Para pemuda tetap ngotot dan dalam pertemuan tengah malam dengan kolega mereka, yaitu Chairul Saleh dan Adam Malik, mereka sepakat cara yang tepat untuk memaksa Sukarno yaitu diculik. Lalu terjadilah penculikan antara jam empat dan lima pagi, dua mobil menjemput Sukarno bersama Fatmawati, istrinya, dan Guntur, putranya, di kediaman Pegangsaan Timur 56 dan setelah itu mereka menjemput Hatta. Mereka membawa kedua tokoh bangsa itu ke sebuah rumah kosong di desa Rengasdengklok. Dikabarkan para pemuda masih berdebat keras dengan Sukarno dan Hatta.
Setelah itu, mereka kembali ke Jakarta. Mereka berkumpul untuk membuat draf Proklamasi yang tidak perlu konsultasi dengan penguasa Jepang. Draf Proklamasi itu berisi pernyataan sederhana, berbeda dengan tuntutan para pemuda agar dimasukkan kalimat yang menuntut keras agar Jepang menyerahkan segala kekuasaannya.
Draf itu ditandatangani Sukarno-Hatta dan diproklamasikan pada tanggal 17 Agustus 1945 pukul 10.00 pagi di depan rumah Pegangsaan Timur 56, Jakarta.

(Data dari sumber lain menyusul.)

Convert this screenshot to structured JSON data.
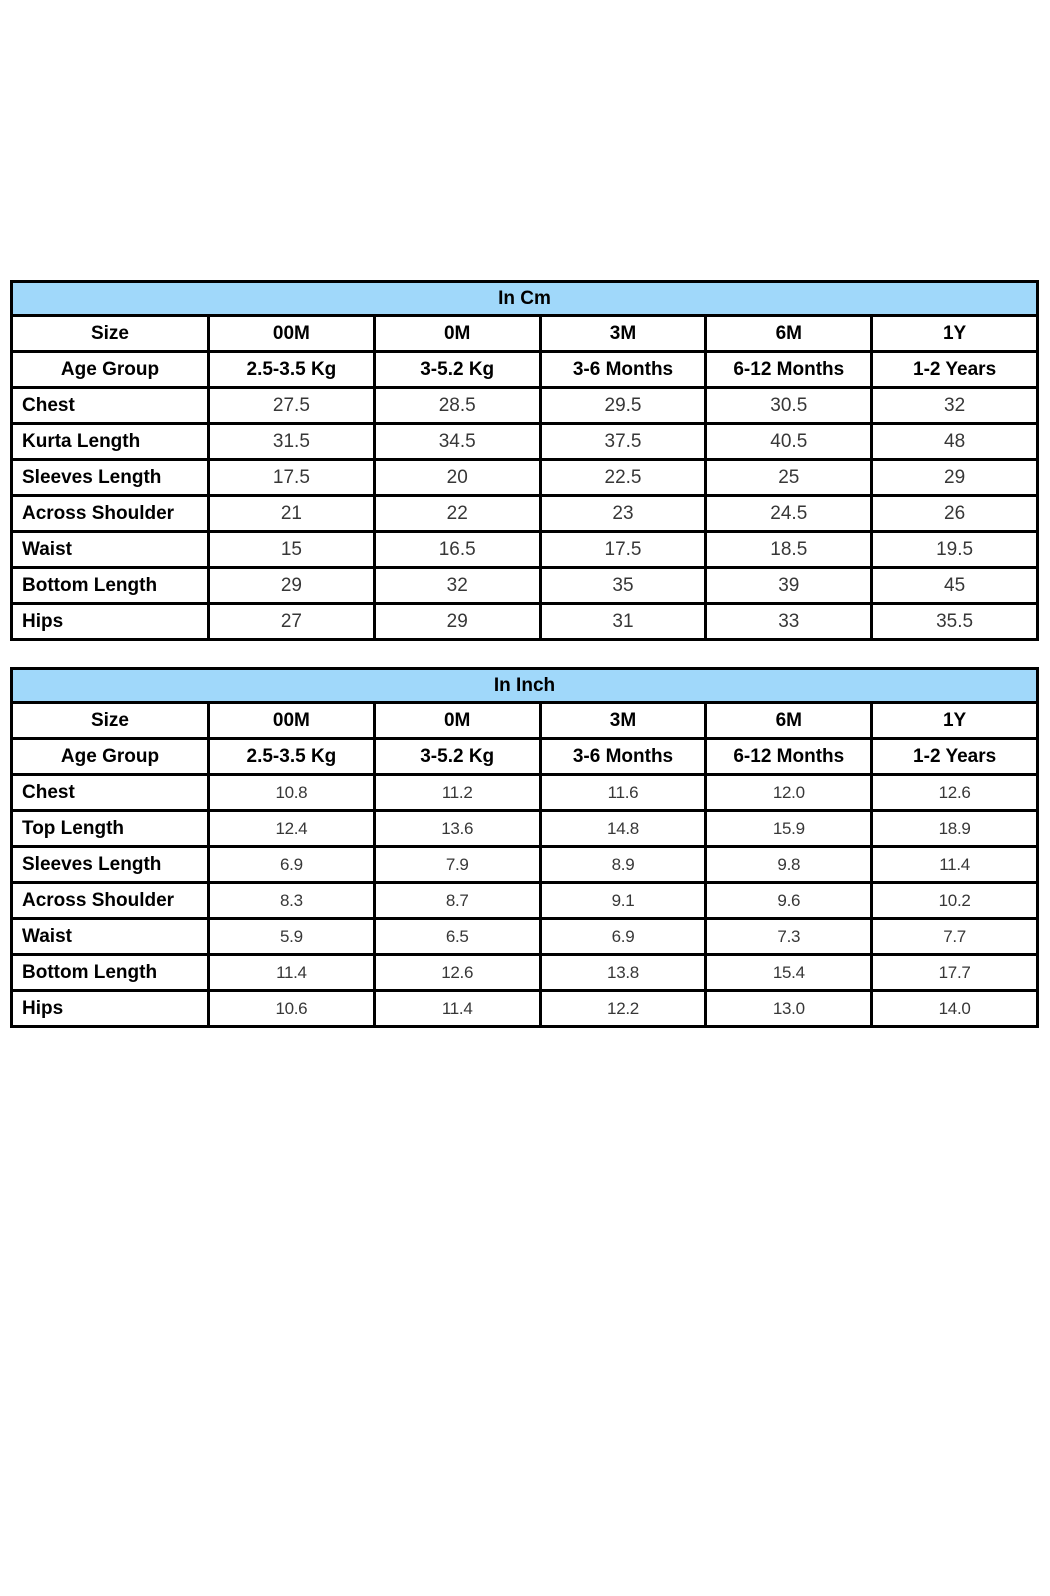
{
  "page": {
    "background": "#ffffff"
  },
  "colors": {
    "title_band_bg": "#A0D8FA",
    "border": "#000000",
    "label_text": "#000000",
    "value_text": "#373737"
  },
  "tables": [
    {
      "id": "cm",
      "title": "In Cm",
      "size_header": {
        "label": "Size",
        "values": [
          "00M",
          "0M",
          "3M",
          "6M",
          "1Y"
        ]
      },
      "age_header": {
        "label": "Age Group",
        "values": [
          "2.5-3.5 Kg",
          "3-5.2 Kg",
          "3-6 Months",
          "6-12 Months",
          "1-2 Years"
        ]
      },
      "rows": [
        {
          "label": "Chest",
          "values": [
            "27.5",
            "28.5",
            "29.5",
            "30.5",
            "32"
          ]
        },
        {
          "label": "Kurta Length",
          "values": [
            "31.5",
            "34.5",
            "37.5",
            "40.5",
            "48"
          ]
        },
        {
          "label": "Sleeves Length",
          "values": [
            "17.5",
            "20",
            "22.5",
            "25",
            "29"
          ]
        },
        {
          "label": "Across Shoulder",
          "values": [
            "21",
            "22",
            "23",
            "24.5",
            "26"
          ]
        },
        {
          "label": "Waist",
          "values": [
            "15",
            "16.5",
            "17.5",
            "18.5",
            "19.5"
          ]
        },
        {
          "label": "Bottom Length",
          "values": [
            "29",
            "32",
            "35",
            "39",
            "45"
          ]
        },
        {
          "label": "Hips",
          "values": [
            "27",
            "29",
            "31",
            "33",
            "35.5"
          ]
        }
      ]
    },
    {
      "id": "inch",
      "title": "In Inch",
      "size_header": {
        "label": "Size",
        "values": [
          "00M",
          "0M",
          "3M",
          "6M",
          "1Y"
        ]
      },
      "age_header": {
        "label": "Age Group",
        "values": [
          "2.5-3.5 Kg",
          "3-5.2 Kg",
          "3-6 Months",
          "6-12 Months",
          "1-2 Years"
        ]
      },
      "rows": [
        {
          "label": "Chest",
          "values": [
            "10.8",
            "11.2",
            "11.6",
            "12.0",
            "12.6"
          ]
        },
        {
          "label": "Top Length",
          "values": [
            "12.4",
            "13.6",
            "14.8",
            "15.9",
            "18.9"
          ]
        },
        {
          "label": "Sleeves Length",
          "values": [
            "6.9",
            "7.9",
            "8.9",
            "9.8",
            "11.4"
          ]
        },
        {
          "label": "Across Shoulder",
          "values": [
            "8.3",
            "8.7",
            "9.1",
            "9.6",
            "10.2"
          ]
        },
        {
          "label": "Waist",
          "values": [
            "5.9",
            "6.5",
            "6.9",
            "7.3",
            "7.7"
          ]
        },
        {
          "label": "Bottom Length",
          "values": [
            "11.4",
            "12.6",
            "13.8",
            "15.4",
            "17.7"
          ]
        },
        {
          "label": "Hips",
          "values": [
            "10.6",
            "11.4",
            "12.2",
            "13.0",
            "14.0"
          ]
        }
      ]
    }
  ]
}
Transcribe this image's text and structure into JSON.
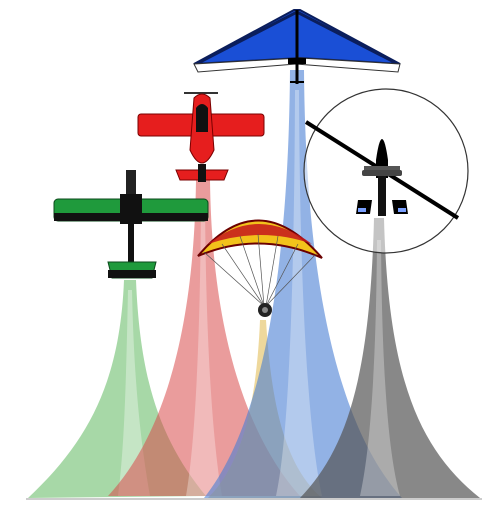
{
  "illustration": {
    "aircraft": [
      {
        "kind": "hang-glider",
        "color": "#1a4fd6",
        "trail_color": "#4a7fd4"
      },
      {
        "kind": "aerobatic-plane",
        "color": "#e61e1e",
        "trail_color": "#d94a4a"
      },
      {
        "kind": "trainer-plane",
        "color": "#1f9a3c",
        "trail_color": "#5fb85f"
      },
      {
        "kind": "paramotor",
        "color": "#f2c21b",
        "trail_color": "#e0b84a"
      },
      {
        "kind": "gyrocopter",
        "color": "#111111",
        "trail_color": "#555555"
      }
    ]
  }
}
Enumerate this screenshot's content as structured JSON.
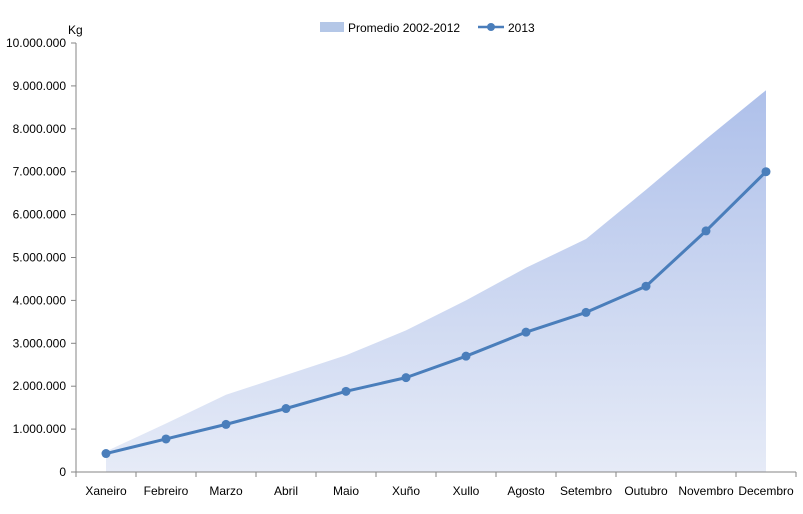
{
  "chart_data": {
    "type": "line",
    "ylabel": "Kg",
    "ylim": [
      0,
      10000000
    ],
    "y_ticks": [
      "0",
      "1.000.000",
      "2.000.000",
      "3.000.000",
      "4.000.000",
      "5.000.000",
      "6.000.000",
      "7.000.000",
      "8.000.000",
      "9.000.000",
      "10.000.000"
    ],
    "categories": [
      "Xaneiro",
      "Febreiro",
      "Marzo",
      "Abril",
      "Maio",
      "Xuño",
      "Xullo",
      "Agosto",
      "Setembro",
      "Outubro",
      "Novembro",
      "Decembro"
    ],
    "series": [
      {
        "name": "Promedio 2002-2012",
        "kind": "area",
        "color": "#b4c7e7",
        "values": [
          480000,
          1130000,
          1800000,
          2260000,
          2720000,
          3300000,
          4000000,
          4760000,
          5430000,
          6580000,
          7760000,
          8900000
        ]
      },
      {
        "name": "2013",
        "kind": "line",
        "color": "#4a7ebb",
        "values": [
          430000,
          770000,
          1110000,
          1480000,
          1880000,
          2200000,
          2700000,
          3260000,
          3720000,
          4330000,
          5620000,
          7000000
        ]
      }
    ],
    "legend_position": "top",
    "grid": false
  }
}
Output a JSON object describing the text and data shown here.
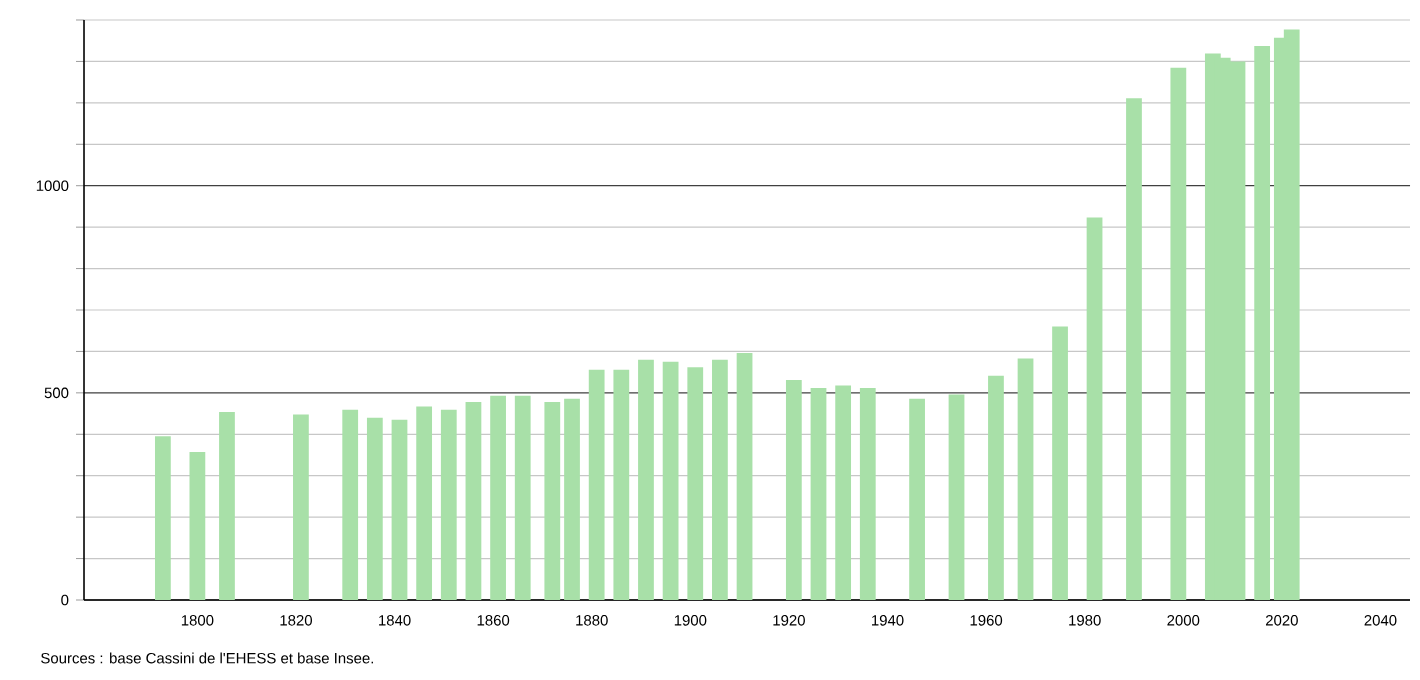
{
  "chart_data": {
    "type": "bar",
    "x": [
      1793,
      1800,
      1806,
      1821,
      1831,
      1836,
      1841,
      1846,
      1851,
      1856,
      1861,
      1866,
      1872,
      1876,
      1881,
      1886,
      1891,
      1896,
      1901,
      1906,
      1911,
      1921,
      1926,
      1931,
      1936,
      1946,
      1954,
      1962,
      1968,
      1975,
      1982,
      1990,
      1999,
      2006,
      2008,
      2011,
      2016,
      2020,
      2022
    ],
    "values": [
      395,
      357,
      454,
      448,
      459,
      440,
      435,
      467,
      459,
      478,
      493,
      493,
      478,
      486,
      556,
      556,
      580,
      575,
      562,
      580,
      596,
      531,
      512,
      518,
      512,
      486,
      496,
      541,
      583,
      660,
      923,
      1211,
      1285,
      1319,
      1309,
      1300,
      1337,
      1357,
      1377
    ],
    "color": "#a8e0a8",
    "xlim": [
      1777,
      2046
    ],
    "xticks": [
      1800,
      1820,
      1840,
      1860,
      1880,
      1900,
      1920,
      1940,
      1960,
      1980,
      2000,
      2020,
      2040
    ],
    "ylim": [
      0,
      1400
    ],
    "yticks": [
      0,
      {
        "value": 100,
        "label": null
      },
      {
        "value": 200,
        "label": null
      },
      {
        "value": 300,
        "label": null
      },
      {
        "value": 400,
        "label": null
      },
      500,
      {
        "value": 600,
        "label": null
      },
      {
        "value": 700,
        "label": null
      },
      {
        "value": 800,
        "label": null
      },
      {
        "value": 900,
        "label": null
      },
      1000,
      {
        "value": 1100,
        "label": null
      },
      {
        "value": 1200,
        "label": null
      },
      {
        "value": 1300,
        "label": null
      },
      {
        "value": 1400,
        "label": null
      }
    ],
    "grid": "y",
    "annotations": [
      "Sources : base Cassini de l'EHESS et base Insee."
    ]
  }
}
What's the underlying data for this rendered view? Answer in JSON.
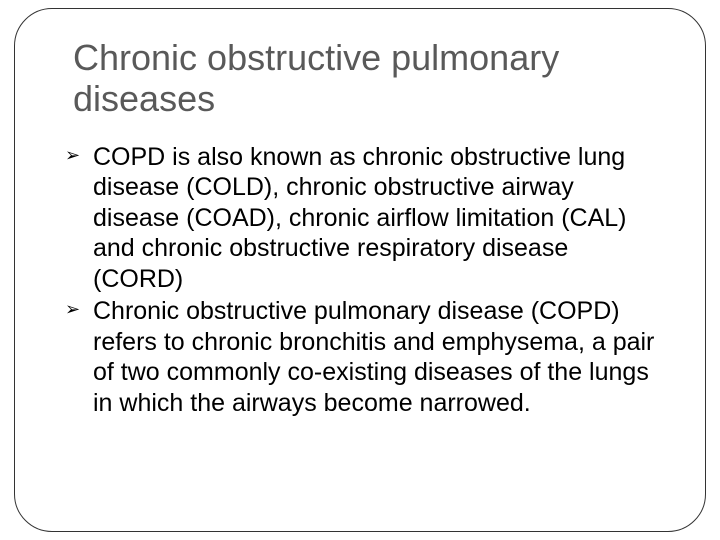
{
  "slide": {
    "title": "Chronic obstructive pulmonary diseases",
    "bullets": [
      "COPD is also known as chronic obstructive lung disease (COLD), chronic obstructive airway disease (COAD), chronic airflow limitation (CAL) and chronic obstructive respiratory disease (CORD)",
      "Chronic obstructive pulmonary disease (COPD) refers to chronic bronchitis and emphysema, a pair of two commonly co-existing diseases of the lungs in which the airways become narrowed."
    ]
  },
  "style": {
    "title_color": "#595959",
    "title_fontsize": 36,
    "body_color": "#000000",
    "body_fontsize": 25,
    "border_color": "#333333",
    "border_radius": 38,
    "background": "#ffffff",
    "bullet_glyph": "➢"
  }
}
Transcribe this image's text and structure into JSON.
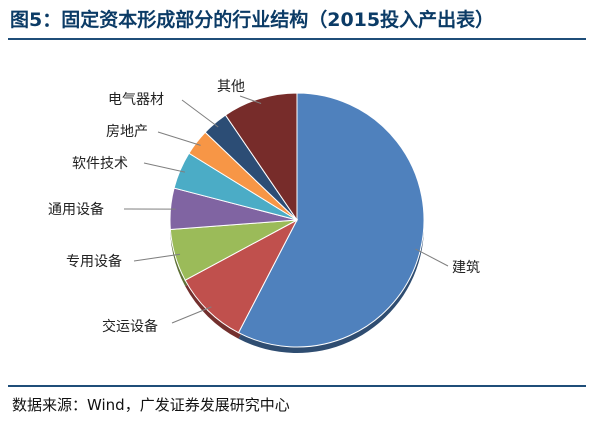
{
  "title": "图5：固定资本形成部分的行业结构（2015投入产出表）",
  "source": "数据来源：Wind，广发证券发展研究中心",
  "chart_data": {
    "type": "pie",
    "title": "图5：固定资本形成部分的行业结构（2015投入产出表）",
    "slices": [
      {
        "label": "建筑",
        "value": 60.5,
        "color": "#4f81bd"
      },
      {
        "label": "交运设备",
        "value": 10.0,
        "color": "#c0504d"
      },
      {
        "label": "专用设备",
        "value": 7.0,
        "color": "#9bbb59"
      },
      {
        "label": "通用设备",
        "value": 5.5,
        "color": "#8064a2"
      },
      {
        "label": "软件技术",
        "value": 5.0,
        "color": "#4bacc6"
      },
      {
        "label": "房地产",
        "value": 3.5,
        "color": "#f79646"
      },
      {
        "label": "电气器材",
        "value": 3.5,
        "color": "#2c4d75"
      },
      {
        "label": "其他",
        "value": 10.0,
        "color": "#772c2a"
      }
    ],
    "legend": "none",
    "labels": "outside with leader lines"
  }
}
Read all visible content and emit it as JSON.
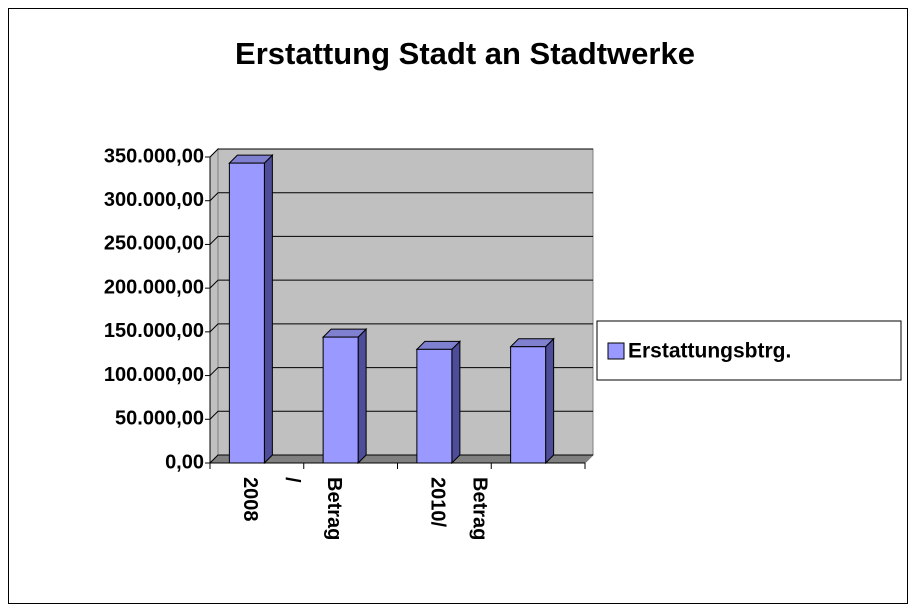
{
  "chart_data": {
    "type": "bar3d",
    "title": "Erstattung Stadt an Stadtwerke",
    "categories": [
      "2008 / Betrag",
      null,
      "2010/ Betrag",
      null
    ],
    "series": [
      {
        "name": "Erstattungsbtrg.",
        "color": "#9999ff",
        "values": [
          343000,
          144000,
          130000,
          133000
        ]
      }
    ],
    "ylim": [
      0,
      350000
    ],
    "yticks": [
      {
        "value": 0,
        "label": "0,00"
      },
      {
        "value": 50000,
        "label": "50.000,00"
      },
      {
        "value": 100000,
        "label": "100.000,00"
      },
      {
        "value": 150000,
        "label": "150.000,00"
      },
      {
        "value": 200000,
        "label": "200.000,00"
      },
      {
        "value": 250000,
        "label": "250.000,00"
      },
      {
        "value": 300000,
        "label": "300.000,00"
      },
      {
        "value": 350000,
        "label": "350.000,00"
      }
    ],
    "grid": true,
    "legend": "right"
  }
}
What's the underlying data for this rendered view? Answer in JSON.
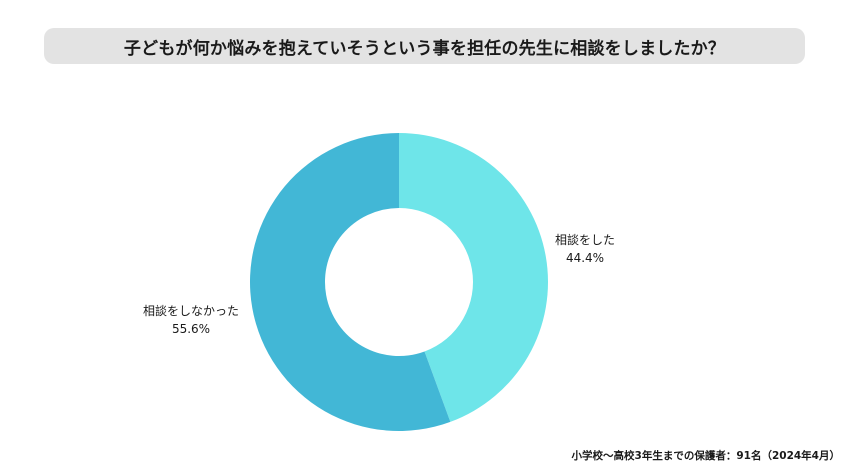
{
  "title": "子どもが何か悩みを抱えていそうという事を担任の先生に相談をしましたか？",
  "footnote": "小学校～高校3年生までの保護者：91名（2024年4月）",
  "chart_data": {
    "type": "pie",
    "variant": "donut",
    "slices": [
      {
        "label": "相談をした",
        "value": 44.4,
        "display": "44.4%",
        "color": "#6ee5e9"
      },
      {
        "label": "相談をしなかった",
        "value": 55.6,
        "display": "55.6%",
        "color": "#42b7d6"
      }
    ],
    "start": "12 o'clock",
    "direction": "clockwise",
    "legend": "none"
  }
}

Sukarno didampingi Hatta dan Letnan Latief dari pasukan PETA. Sang saka Merah Putih yang dijahit khusus untuk peristiwa ini oleh Ibu Fatmawati dikibarkan, dan hadirin menyanyikan lagu kebangsaan Indonesia Raya dengan syahdu, dan pada detik itulah Indonesia merdeka.